The report came a day after the American Petroleum Institute propped prices up temporarily by estimating a sizeable decline in gasoline stocks, coupled with a modest build in crude oil stocks. Analysts, on the other hand, had expected the EIA this week to report an inventory draw of 2.325 million barrels.
In gasoline, the EIA estimated an inventory draw of 4 million barrels for the week to September 18, compared with a decline of 400,000 barrels for the previous week. This also helped prices up.
Gasoline production averaged 9.3 million bpd last week, up on a week earlier, when gasoline output averaged just 8.8 million bpd.
In distillate fuels, which are giving refiners a headache as demand for them remains a lot more subdued than demand for gasoline, the EIA reported a draw in stocks of 3.4 million barrels. This compares to a build of 3.5 million barrels estimated for the previous week amid still severely limited air travel.
Distillate fuel production last week averaged 4.5 million bpd, compared with 4.4 million bpd a week earlier.

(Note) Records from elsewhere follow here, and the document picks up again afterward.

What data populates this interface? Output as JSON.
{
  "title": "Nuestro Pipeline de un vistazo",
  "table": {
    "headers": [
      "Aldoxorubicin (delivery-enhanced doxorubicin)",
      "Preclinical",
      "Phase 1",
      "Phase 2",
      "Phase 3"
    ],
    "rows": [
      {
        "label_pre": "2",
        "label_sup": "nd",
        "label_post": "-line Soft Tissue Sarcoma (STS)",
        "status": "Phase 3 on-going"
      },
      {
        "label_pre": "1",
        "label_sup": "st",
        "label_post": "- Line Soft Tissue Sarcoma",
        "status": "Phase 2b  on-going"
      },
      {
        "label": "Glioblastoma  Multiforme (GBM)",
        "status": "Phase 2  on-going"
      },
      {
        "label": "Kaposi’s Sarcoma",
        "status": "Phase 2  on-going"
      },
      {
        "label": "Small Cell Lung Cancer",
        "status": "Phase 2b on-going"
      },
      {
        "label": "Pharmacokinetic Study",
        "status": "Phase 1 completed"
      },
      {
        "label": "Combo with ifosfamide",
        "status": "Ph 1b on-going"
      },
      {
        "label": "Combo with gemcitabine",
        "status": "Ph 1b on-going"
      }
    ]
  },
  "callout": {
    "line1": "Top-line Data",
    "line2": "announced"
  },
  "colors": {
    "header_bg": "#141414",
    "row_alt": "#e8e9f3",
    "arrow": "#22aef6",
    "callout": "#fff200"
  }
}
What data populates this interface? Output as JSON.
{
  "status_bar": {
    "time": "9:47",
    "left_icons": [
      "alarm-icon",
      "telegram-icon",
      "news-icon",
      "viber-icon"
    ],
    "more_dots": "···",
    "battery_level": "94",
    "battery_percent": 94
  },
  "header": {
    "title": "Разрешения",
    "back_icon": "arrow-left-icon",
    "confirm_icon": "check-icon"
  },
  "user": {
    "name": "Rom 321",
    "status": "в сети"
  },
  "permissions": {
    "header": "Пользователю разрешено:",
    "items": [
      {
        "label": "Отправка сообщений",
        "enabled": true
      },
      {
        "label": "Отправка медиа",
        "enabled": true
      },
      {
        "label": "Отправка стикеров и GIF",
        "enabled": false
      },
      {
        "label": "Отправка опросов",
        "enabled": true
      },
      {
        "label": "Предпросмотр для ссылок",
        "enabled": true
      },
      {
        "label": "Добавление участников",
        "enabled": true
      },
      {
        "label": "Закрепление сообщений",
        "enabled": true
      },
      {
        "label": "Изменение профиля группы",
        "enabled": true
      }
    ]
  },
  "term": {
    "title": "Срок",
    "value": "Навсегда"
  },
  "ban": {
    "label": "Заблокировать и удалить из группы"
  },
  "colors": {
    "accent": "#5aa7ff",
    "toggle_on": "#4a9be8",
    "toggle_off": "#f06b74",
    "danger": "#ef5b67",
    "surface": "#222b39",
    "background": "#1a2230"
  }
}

Oil prices were still down at the time of writing, with Brent crude trading at $41.69 a barrel and West Texas Intermediate trading at $39.70 a barrel. The decline is hardly a surprise: it came amid deepening worry about the future state of oil demand as economic reports from different parts of the world suggested that any recovery would be slow. It also came soon after the news broke that Libya was reopening some of its oil export terminals and boosting production.
OilX reported that plans were to raise production to 260,000 bpd, from currently below 100,000 bpd. In a precarious price environment, this production boost was bound to pressure prices despite OPEC+’s stated success with production cuts.